What I often see in the present day (yes, among christians themselves too), is God spoken of as an indifferent, if not downright narcissistic terrifying, entity.
And I am seriously sad over that. It feels like God of The Old Testament. Whom, in my opinion, was deeply misinterpreted and therefore He sent us Jesus.
He demands, the most important commandments, that we have faith in Him and we love eachother. Why are we acting He wants so terribly much of us?
Maybe we should stop looking at God as this demanding ruler, some big brother watching and waiting for us to stumble so he can condemn us. Maybe stop looking at him as an indifferent and harsh father figure you have to whip your back for, someone you have to scrape your knees to the bone for.

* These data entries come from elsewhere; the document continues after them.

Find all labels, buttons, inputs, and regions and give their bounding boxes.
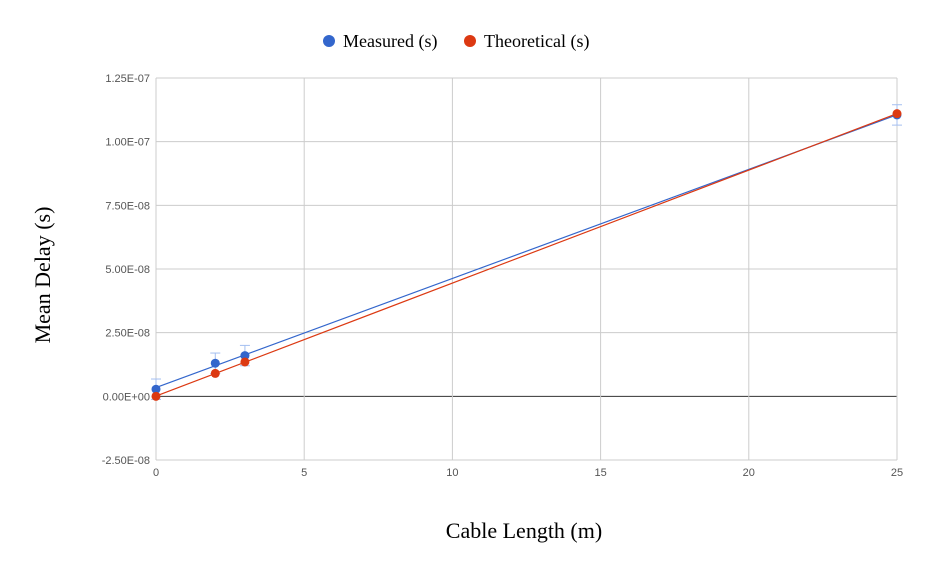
x-tick-label: 15 — [594, 467, 606, 479]
legend-marker-measured — [323, 35, 335, 47]
data-point-theoretical — [210, 368, 220, 378]
data-point-theoretical — [892, 109, 902, 119]
data-point-theoretical — [151, 391, 161, 401]
x-tick-label: 0 — [153, 467, 159, 479]
x-axis-title: Cable Length (m) — [446, 518, 602, 543]
legend: Measured (s) Theoretical (s) — [323, 31, 589, 52]
y-tick-label: 1.00E-07 — [105, 137, 150, 149]
y-tick-label: -2.50E-08 — [102, 455, 150, 467]
trendline-theoretical — [155, 113, 898, 397]
legend-marker-theoretical — [464, 35, 476, 47]
grid-lines — [155, 77, 898, 461]
x-tick-label: 20 — [743, 467, 755, 479]
tick-labels: 1.25E-07 1.00E-07 7.50E-08 5.00E-08 2.50E-08… — [102, 73, 903, 479]
plot-area — [151, 104, 902, 401]
y-tick-label: 5.00E-08 — [105, 264, 150, 276]
data-point-measured — [151, 384, 161, 394]
data-point-measured — [240, 351, 250, 361]
y-tick-label: 2.50E-08 — [105, 328, 150, 340]
x-tick-label: 10 — [446, 467, 458, 479]
y-tick-label: 0.00E+00 — [103, 391, 150, 403]
y-axis-title: Mean Delay (s) — [30, 207, 55, 344]
data-point-measured — [210, 358, 220, 368]
legend-label-theoretical: Theoretical (s) — [484, 31, 589, 52]
y-tick-label: 7.50E-08 — [105, 200, 150, 212]
legend-label-measured: Measured (s) — [343, 31, 437, 52]
x-tick-label: 25 — [891, 467, 903, 479]
x-tick-label: 5 — [301, 467, 307, 479]
y-tick-label: 1.25E-07 — [105, 73, 150, 85]
data-point-theoretical — [240, 357, 250, 367]
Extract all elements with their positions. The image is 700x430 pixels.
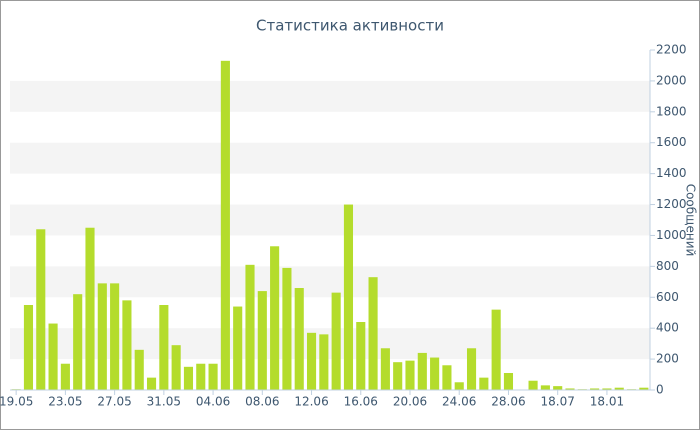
x-tick-label: 18.01 [590, 395, 624, 409]
bar [270, 246, 280, 390]
bar [466, 348, 477, 390]
y-tick-label: 800 [656, 259, 679, 273]
y-axis-title: Сообщений [684, 184, 698, 257]
y-tick-label: 600 [656, 290, 679, 304]
y-tick-label: 0 [656, 383, 664, 397]
y-tick-label: 200 [656, 352, 679, 366]
x-tick-label: 31.05 [147, 395, 181, 409]
bar [306, 332, 317, 390]
chart-title: Статистика активности [256, 17, 444, 35]
bar [639, 387, 649, 390]
bar [454, 382, 464, 390]
grid-band [10, 80, 650, 112]
bar [233, 306, 243, 390]
bar [528, 380, 538, 390]
bar [159, 305, 169, 390]
bar [356, 322, 366, 390]
x-tick-label: 27.05 [97, 395, 131, 409]
x-tick-label: 04.06 [196, 395, 230, 409]
x-tick-label: 12.06 [294, 395, 328, 409]
bar [343, 204, 354, 390]
bar [442, 365, 452, 390]
y-tick-label: 1000 [656, 228, 687, 242]
bar [73, 294, 83, 390]
bar [417, 352, 427, 390]
bar [380, 348, 390, 390]
bar [540, 385, 550, 390]
bar [23, 305, 34, 390]
y-tick-label: 1800 [656, 104, 687, 118]
x-tick-label: 08.06 [245, 395, 279, 409]
bar [257, 291, 267, 390]
y-tick-label: 1600 [656, 135, 687, 149]
bar [245, 264, 255, 390]
bar [565, 388, 575, 390]
bar [134, 349, 144, 390]
y-tick-label: 2200 [656, 43, 687, 57]
x-tick-label: 28.06 [491, 395, 525, 409]
x-tick-label: 23.05 [48, 395, 82, 409]
grid-band [10, 142, 650, 174]
bar [171, 345, 181, 390]
grid-band [10, 204, 650, 236]
bar [331, 292, 341, 390]
bar [146, 377, 157, 390]
bar [503, 373, 514, 390]
bar [196, 363, 206, 390]
y-tick-label: 400 [656, 321, 679, 335]
bar [430, 357, 440, 390]
bar [282, 267, 292, 390]
bar [110, 283, 120, 390]
bar [122, 300, 132, 390]
bar [553, 386, 563, 390]
y-tick-label: 1400 [656, 166, 687, 180]
bar [405, 360, 415, 390]
bar [491, 309, 501, 390]
x-tick-label: 20.06 [393, 395, 427, 409]
bar [602, 388, 612, 390]
bar [60, 363, 70, 390]
bar [393, 362, 403, 390]
bar [368, 277, 378, 390]
bar [48, 323, 58, 390]
bar [220, 60, 230, 391]
bar [85, 227, 95, 390]
x-tick-label: 24.06 [442, 395, 476, 409]
bar [208, 363, 218, 390]
bar [319, 334, 329, 390]
bar [294, 288, 304, 390]
bar [590, 388, 600, 390]
bar [479, 377, 489, 390]
x-tick-label: 16.06 [344, 395, 378, 409]
x-tick-label: 19.05 [0, 395, 33, 409]
bar [183, 366, 194, 390]
bar [36, 229, 46, 390]
bar [614, 387, 624, 390]
y-tick-label: 2000 [656, 73, 687, 87]
bar [97, 283, 107, 390]
y-tick-label: 1200 [656, 197, 687, 211]
x-tick-label: 18.07 [541, 395, 575, 409]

Maybe we should start looking at him as an artist, as creator, as a loving father. We are made in his image right? That's repeated often throughout the word.

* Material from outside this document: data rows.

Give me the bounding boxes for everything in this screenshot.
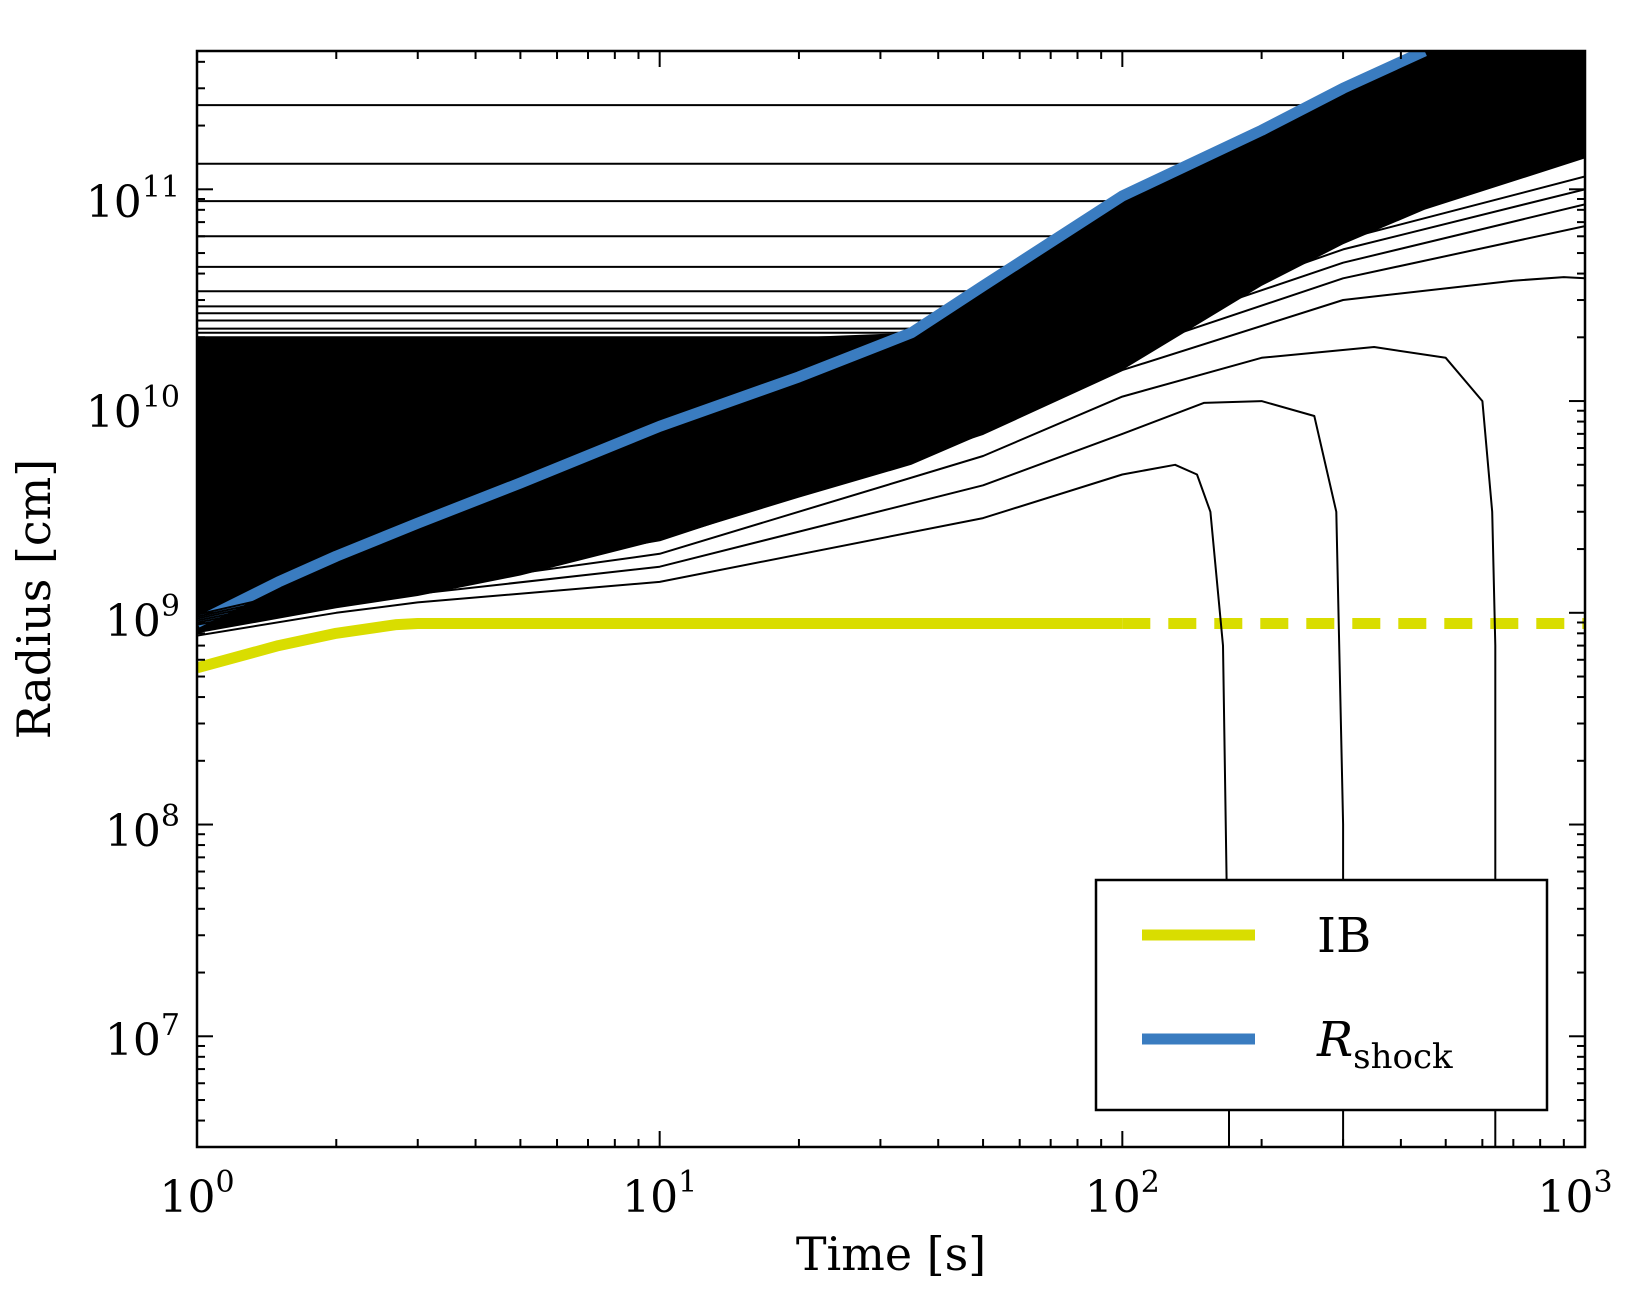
series-line-ib xyxy=(197,618,1123,674)
legend-frame xyxy=(1094,878,1549,1112)
y-tick-label-1e7: 107 xyxy=(105,1008,180,1066)
series-line-shell-expanding-2 xyxy=(197,225,1585,622)
plot-frame xyxy=(195,49,1587,1149)
series-line-shell-outer-bound xyxy=(197,276,1585,624)
plot-area xyxy=(197,51,1585,1147)
y-tick-label-1e8: 108 xyxy=(105,799,180,857)
y-tick-label-1e9: 109 xyxy=(105,589,180,647)
x-tick-label-1: 101 xyxy=(622,1165,697,1223)
y-tick-label-1e10: 1010 xyxy=(86,380,180,438)
y-axis-label: Radius [cm] xyxy=(7,459,61,739)
series-lines xyxy=(197,51,1585,1147)
legend: IB Rshock xyxy=(1094,878,1549,1112)
series-line-shell-fallback-2 xyxy=(197,400,1345,1147)
series-line-shell-expanding-3 xyxy=(197,203,1585,620)
series-line-shell-fallback-1 xyxy=(197,463,1230,1147)
x-axis-label: Time [s] xyxy=(796,1227,986,1281)
legend-label-ib: IB xyxy=(1317,908,1371,964)
x-tick-label-0: 100 xyxy=(159,1165,234,1223)
axis-ticks xyxy=(196,51,1586,1148)
x-tick-label-3: 103 xyxy=(1537,1165,1612,1223)
series-line-shell-expanding-4 xyxy=(197,188,1585,618)
series-line-shell-fallback-3 xyxy=(197,346,1497,1147)
outer-shell-lines xyxy=(197,104,1311,339)
series-line-r-shock xyxy=(197,51,1427,628)
x-tick-label-2: 102 xyxy=(1085,1165,1160,1223)
series-line-shell-expanding-5 xyxy=(197,175,1585,616)
legend-label-shock: Rshock xyxy=(1316,1012,1453,1077)
y-tick-label-1e11: 1011 xyxy=(86,170,180,228)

Humans are, in their core, artists and creators. Fond of joy and beauty and kindness. Look at what humans created. All the cathedrals, castles, bridges, all the paintings and statues. All so thought through, detailed, beautiful and complex. Why then is it so hard to believe the beautiful world we live in was created by God?
Look at the trees, why do leaves have edges? Why does grass smell? Why is sunset thousands shades and not once exactly the same? Why are all stones of different size and shape and color? What tyrant would care for such details? And what artist wouldn't?

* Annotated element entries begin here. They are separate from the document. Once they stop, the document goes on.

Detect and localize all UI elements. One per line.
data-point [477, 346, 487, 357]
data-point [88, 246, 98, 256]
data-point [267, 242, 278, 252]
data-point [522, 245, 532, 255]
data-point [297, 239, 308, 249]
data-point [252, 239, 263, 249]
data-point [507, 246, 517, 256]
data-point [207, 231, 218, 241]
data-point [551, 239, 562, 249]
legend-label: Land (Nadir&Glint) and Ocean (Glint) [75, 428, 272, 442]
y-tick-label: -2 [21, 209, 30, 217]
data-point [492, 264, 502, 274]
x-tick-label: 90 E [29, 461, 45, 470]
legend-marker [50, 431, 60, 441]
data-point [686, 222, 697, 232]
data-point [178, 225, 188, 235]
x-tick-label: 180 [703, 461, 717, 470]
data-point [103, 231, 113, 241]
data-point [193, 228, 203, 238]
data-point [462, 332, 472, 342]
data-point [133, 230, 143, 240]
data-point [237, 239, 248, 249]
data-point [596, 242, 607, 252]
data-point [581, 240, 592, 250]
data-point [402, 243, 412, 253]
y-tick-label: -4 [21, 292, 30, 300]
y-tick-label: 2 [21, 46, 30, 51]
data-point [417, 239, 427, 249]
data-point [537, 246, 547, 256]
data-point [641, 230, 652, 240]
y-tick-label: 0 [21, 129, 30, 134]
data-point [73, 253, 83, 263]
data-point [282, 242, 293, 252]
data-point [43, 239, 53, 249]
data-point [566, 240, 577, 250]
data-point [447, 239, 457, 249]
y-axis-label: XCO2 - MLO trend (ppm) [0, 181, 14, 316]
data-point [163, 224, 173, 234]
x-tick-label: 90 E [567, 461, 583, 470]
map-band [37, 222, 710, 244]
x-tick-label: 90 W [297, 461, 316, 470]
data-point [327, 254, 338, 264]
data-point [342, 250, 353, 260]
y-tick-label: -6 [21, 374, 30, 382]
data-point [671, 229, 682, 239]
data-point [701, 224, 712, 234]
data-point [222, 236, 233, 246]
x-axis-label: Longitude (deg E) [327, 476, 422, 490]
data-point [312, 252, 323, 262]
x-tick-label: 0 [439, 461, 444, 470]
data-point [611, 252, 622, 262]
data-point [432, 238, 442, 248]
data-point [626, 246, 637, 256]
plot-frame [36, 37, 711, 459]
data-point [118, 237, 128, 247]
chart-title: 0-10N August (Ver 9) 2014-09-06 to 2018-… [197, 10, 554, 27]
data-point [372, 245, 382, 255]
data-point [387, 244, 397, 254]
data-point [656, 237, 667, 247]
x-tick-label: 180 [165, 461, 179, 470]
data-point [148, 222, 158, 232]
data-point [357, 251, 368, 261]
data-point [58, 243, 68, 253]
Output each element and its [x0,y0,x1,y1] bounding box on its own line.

Maybe stop saying God doesn't have empathy, that he deserted us, that he is a stranger to beauty and joy. When each day is crafted and new. God loves us, He waits for us. He wants us to come back to him. And once you do? You won't remember how harsh life was before. I know what I am talking about.
If just 1% of your soul is willing to meet Him, he will lead you into the light and you will never look back. And I pray for everybody to experience the change and the revival I have had through Jesus Christ.
The world is beautiful. God is good and gracious. You're never far too away and too damaged to not be welcomed back by Him.